В описываемую эпоху Кишинев был довольно своеобразным городом. Присоединенный к России всего за десять лет перед тем, он хранил многочисленные остатки недавнего турецкого владычества. Живописный азиатский колорит лежал на вещах и на людях. Знатные молдавские бояре, члены Верховного Совета Бессарабии, еще носили бороды, чалмы и красивые восточные одежды. Но младшее поколение уже успело обриться и надеть европейские фраки.
На ряду с молдаванами — русскими подданными, а также офицерами и чиновниками, наехавшими из России, к кишиневскому обществу принадлежали многочисленные беженцы румынского и греческого происхождения. Восстание этеристов против турецкого владычества уже началось. Ответом послужила резня христиан по всей Турции. Богатые константинопольские фанариоты и знатные землевладельцы из зарубежной Молдавии с чадами и домочадцами спасались в Россию. Многие из них устроились в Кишиневе.
Здесь были налицо все необходимые последствия резкой перемены в общественных нравах, привычках и образе жизни. Особенно резко сказалась эта перемена на женской половине общества. Молдаванки и гречанки, еще недавно содержавшиеся в строгом, почти гаремном затворе, на мусульманский лад, внезапно познакомились с европейской цивилизацией в образе маскарадов, балов, французских романов и мод, привозившихся из Вены, а то и прямо из Парижа. Необузданная жажда жизни со всеми ее радостями родилась отсюда. Кишиневские дамы, в большинстве своем удержавшие еще некоторый восточный отпечаток во внешности и в характере, но уже по — европейски свободные в обращении, были страстны, влюбчивы и доступны.
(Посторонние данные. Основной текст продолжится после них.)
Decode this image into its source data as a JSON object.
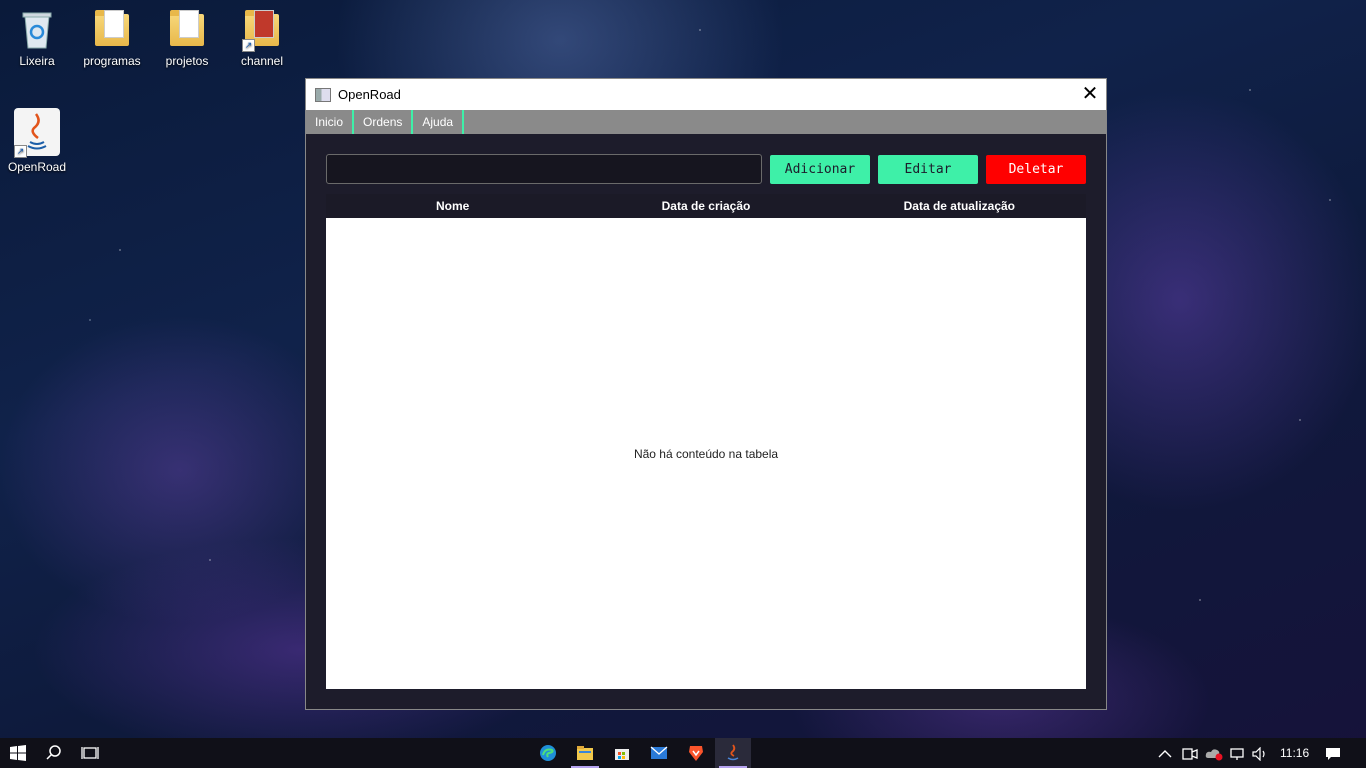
{
  "desktop": {
    "icons": [
      {
        "label": "Lixeira"
      },
      {
        "label": "programas"
      },
      {
        "label": "projetos"
      },
      {
        "label": "channel"
      },
      {
        "label": "OpenRoad"
      }
    ]
  },
  "window": {
    "title": "OpenRoad",
    "close_glyph": "✕",
    "menu": [
      "Inicio",
      "Ordens",
      "Ajuda"
    ],
    "search": {
      "value": "",
      "placeholder": ""
    },
    "buttons": {
      "add": "Adicionar",
      "edit": "Editar",
      "delete": "Deletar"
    },
    "table": {
      "columns": [
        "Nome",
        "Data de criação",
        "Data de atualização"
      ],
      "rows": [],
      "empty_message": "Não há conteúdo na tabela"
    }
  },
  "taskbar": {
    "clock": "11:16",
    "apps": [
      "start-icon",
      "search-icon",
      "task-view-icon",
      "edge-icon",
      "file-explorer-icon",
      "store-icon",
      "mail-icon",
      "brave-icon",
      "java-icon"
    ]
  },
  "colors": {
    "accent": "#3ef0a8",
    "danger": "#ff0000",
    "window_bg": "#1d1c2b",
    "menu_bg": "#8a8a8a"
  }
}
Двадцатитрехлетний Пушкин великолепно чувствовал себя в этом мире бездумья и легких наслаждений.
Скандальная хроника Кишинева, много занимавшаяся поэтом и опутавшая этот период его жизни целой сетью анекдотов, зачастую апокрифических, донесла до нас, как отдаленное эхо, немало имен, принадлежавших героиням мелких и, по большей части, весьма кратковременных любовных интриг.
Людмила-Шекора, жена помещика Инглези, известная своей красотой и романическими похождениями, была по крови цыганка. Согласно преданию, не поддающемуся проверке, именно от нее Пушкин слышал молдаванскую песню, переведенную им и вложенную в уста Земфиры:
Старый муж,
Грозный муж,
Режь меня,
Жги меня и т. д.
Связь Пушкина с Людмилой не осталась в тайне. Муж узнал обо всем, запер ветреную цыганку в чулан и вызвал поэта на дуэль. Но своевременно предупрежденный Инзов посадил Пушкина на десять дней на гауптвахту, а чете Инглези предложил немедленно уехать за границу. Рассказывают, что Людмила, снедаемая неутешной любовью, захворала чахоткой и вскоре умерла, проклиная и мужа, и Пушкина.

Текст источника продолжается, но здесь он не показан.